At first I thought it was just me hitting the learning curve like any newbie. As a beta, it's terribly light on documentation and there are no training sections even though one is promised for launch. Loadouts are now preset, which is a big improvement, as is the ability to get into a squad and a fight. But after playing a few sessions now; some on my own, some with other Planetside vets, I think there are more underlying problems with it. 

Firstly, lets talk about target recognition. One of the key things on any game is recognizing threats in order to be able to respond to them, and PS2 has gone for a more "realistic" camouflaged look for their infantry, which makes them much harder to pick up against the more detailed background. Friendly targets tend to have a HUD marker above them, so you need to learn to first pick out the figure, and then shoot at "unmarked" targets, which is hard to train the eyes to do. Also, the Time-To-Kill (TTK) of the most of the weapons is pretty quick, so essentially who spots who first wins. It can be pretty be pretty brutal and unforgiving. 

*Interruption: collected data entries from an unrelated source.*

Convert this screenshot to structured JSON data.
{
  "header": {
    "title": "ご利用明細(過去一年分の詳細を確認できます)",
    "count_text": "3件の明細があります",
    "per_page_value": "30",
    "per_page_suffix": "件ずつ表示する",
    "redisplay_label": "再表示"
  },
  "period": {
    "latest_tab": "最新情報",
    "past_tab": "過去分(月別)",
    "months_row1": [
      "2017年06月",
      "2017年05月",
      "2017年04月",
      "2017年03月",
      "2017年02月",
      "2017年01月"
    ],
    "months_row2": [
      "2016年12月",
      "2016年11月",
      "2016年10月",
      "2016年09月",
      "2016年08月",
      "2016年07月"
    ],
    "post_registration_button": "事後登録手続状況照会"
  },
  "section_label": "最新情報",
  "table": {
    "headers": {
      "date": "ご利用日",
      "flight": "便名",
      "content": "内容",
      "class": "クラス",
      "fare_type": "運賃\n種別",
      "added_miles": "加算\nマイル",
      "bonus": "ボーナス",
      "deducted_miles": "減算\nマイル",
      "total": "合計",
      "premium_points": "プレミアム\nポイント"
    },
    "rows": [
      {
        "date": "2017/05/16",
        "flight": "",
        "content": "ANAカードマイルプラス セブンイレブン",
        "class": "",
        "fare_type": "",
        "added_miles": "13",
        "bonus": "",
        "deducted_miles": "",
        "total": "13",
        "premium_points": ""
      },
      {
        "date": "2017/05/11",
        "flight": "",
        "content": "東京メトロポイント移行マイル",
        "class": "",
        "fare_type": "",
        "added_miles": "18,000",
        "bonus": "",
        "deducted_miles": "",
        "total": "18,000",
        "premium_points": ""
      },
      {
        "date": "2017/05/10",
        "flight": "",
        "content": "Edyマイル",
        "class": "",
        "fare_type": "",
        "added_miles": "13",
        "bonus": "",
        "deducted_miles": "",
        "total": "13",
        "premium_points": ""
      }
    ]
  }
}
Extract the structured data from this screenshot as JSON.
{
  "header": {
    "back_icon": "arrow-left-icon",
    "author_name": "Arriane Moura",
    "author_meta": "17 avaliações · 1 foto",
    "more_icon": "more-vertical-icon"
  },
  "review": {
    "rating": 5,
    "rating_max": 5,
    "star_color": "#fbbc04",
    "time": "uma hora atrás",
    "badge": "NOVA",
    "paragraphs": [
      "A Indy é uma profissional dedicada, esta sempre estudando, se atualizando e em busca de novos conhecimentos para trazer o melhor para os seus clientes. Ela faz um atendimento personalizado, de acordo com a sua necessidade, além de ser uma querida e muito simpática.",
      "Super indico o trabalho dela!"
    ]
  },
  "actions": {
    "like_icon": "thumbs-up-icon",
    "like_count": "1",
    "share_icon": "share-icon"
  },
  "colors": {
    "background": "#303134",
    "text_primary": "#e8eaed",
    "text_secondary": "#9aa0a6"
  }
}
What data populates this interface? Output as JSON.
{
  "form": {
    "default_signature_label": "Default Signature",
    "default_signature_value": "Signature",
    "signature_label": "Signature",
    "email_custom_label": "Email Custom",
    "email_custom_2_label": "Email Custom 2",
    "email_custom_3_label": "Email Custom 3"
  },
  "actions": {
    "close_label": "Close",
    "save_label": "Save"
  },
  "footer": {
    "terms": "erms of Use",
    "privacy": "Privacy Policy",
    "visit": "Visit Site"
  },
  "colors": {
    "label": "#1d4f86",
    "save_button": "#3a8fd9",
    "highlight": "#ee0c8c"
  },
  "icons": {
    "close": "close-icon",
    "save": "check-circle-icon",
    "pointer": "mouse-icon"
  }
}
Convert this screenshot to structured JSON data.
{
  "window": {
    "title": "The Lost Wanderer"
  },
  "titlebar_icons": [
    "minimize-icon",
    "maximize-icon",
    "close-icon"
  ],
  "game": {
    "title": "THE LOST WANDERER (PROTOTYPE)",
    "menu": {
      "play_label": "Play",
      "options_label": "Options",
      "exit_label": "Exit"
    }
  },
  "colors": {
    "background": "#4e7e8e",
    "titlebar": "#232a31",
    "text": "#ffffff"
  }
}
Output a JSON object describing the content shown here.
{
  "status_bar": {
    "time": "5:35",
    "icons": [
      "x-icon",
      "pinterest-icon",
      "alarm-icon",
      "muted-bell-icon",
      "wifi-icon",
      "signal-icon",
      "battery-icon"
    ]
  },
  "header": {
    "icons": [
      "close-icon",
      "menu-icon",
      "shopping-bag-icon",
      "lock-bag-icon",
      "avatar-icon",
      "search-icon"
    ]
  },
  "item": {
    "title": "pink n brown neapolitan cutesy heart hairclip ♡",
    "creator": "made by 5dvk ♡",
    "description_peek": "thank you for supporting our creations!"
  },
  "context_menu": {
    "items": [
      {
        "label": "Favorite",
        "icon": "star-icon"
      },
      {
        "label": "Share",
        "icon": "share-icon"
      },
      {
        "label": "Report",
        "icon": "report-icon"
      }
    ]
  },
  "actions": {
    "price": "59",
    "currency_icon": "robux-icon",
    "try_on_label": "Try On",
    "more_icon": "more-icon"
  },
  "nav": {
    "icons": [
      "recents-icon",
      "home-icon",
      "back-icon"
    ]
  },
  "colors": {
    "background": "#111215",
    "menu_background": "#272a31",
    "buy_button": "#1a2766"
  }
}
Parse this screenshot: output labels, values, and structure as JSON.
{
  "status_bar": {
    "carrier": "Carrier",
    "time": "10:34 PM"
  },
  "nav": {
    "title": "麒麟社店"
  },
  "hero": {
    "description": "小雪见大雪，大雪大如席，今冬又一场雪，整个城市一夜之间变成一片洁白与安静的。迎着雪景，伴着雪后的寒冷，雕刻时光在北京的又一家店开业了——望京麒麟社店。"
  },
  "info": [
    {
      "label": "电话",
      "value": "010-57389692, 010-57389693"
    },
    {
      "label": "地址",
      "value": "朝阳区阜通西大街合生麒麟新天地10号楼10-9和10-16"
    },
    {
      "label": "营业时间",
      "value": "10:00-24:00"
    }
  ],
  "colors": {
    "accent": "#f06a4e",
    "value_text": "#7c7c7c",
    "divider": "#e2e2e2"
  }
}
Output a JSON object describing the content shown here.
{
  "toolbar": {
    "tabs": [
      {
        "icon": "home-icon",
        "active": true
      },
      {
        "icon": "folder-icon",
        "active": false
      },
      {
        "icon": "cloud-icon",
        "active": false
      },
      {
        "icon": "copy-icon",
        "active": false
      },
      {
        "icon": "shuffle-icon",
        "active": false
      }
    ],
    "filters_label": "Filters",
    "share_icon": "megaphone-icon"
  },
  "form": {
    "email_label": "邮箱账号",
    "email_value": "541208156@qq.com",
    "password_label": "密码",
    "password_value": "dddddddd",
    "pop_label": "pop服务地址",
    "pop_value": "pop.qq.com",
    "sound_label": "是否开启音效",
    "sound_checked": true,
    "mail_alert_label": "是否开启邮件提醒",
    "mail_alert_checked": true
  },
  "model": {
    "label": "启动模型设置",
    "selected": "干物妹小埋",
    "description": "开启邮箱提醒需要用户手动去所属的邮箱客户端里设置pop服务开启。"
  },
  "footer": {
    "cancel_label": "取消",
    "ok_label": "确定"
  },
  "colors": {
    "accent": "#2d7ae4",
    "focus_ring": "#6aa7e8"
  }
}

Secondly, there seems to be a huge lack of utility in the support roles. You can't be a decent engineer or medic "out of the box", so you need some time to improve your cert points to buy decent stuff to make you useful. Early on, the higher TTK also means most people are either unhurt or dead, so sitting around waiting to find people with damaged armour is a fruitless endevour, at least in my experience. 

Both of these are, in some respect, not them, but me. I am not a twitch gamer, and never have been, and what feels like a move to a more Call of Duty/Battlefield/etc gameplay style was always going to leave me behind. In many ways, sitting in a Warp Gate watching tanks and transport planes roll out into battle, it feels massively like Planetside reborn, like that game I loved and never saw replicated, but underneath that it feels like something very different. I wish it well, but it's not for me.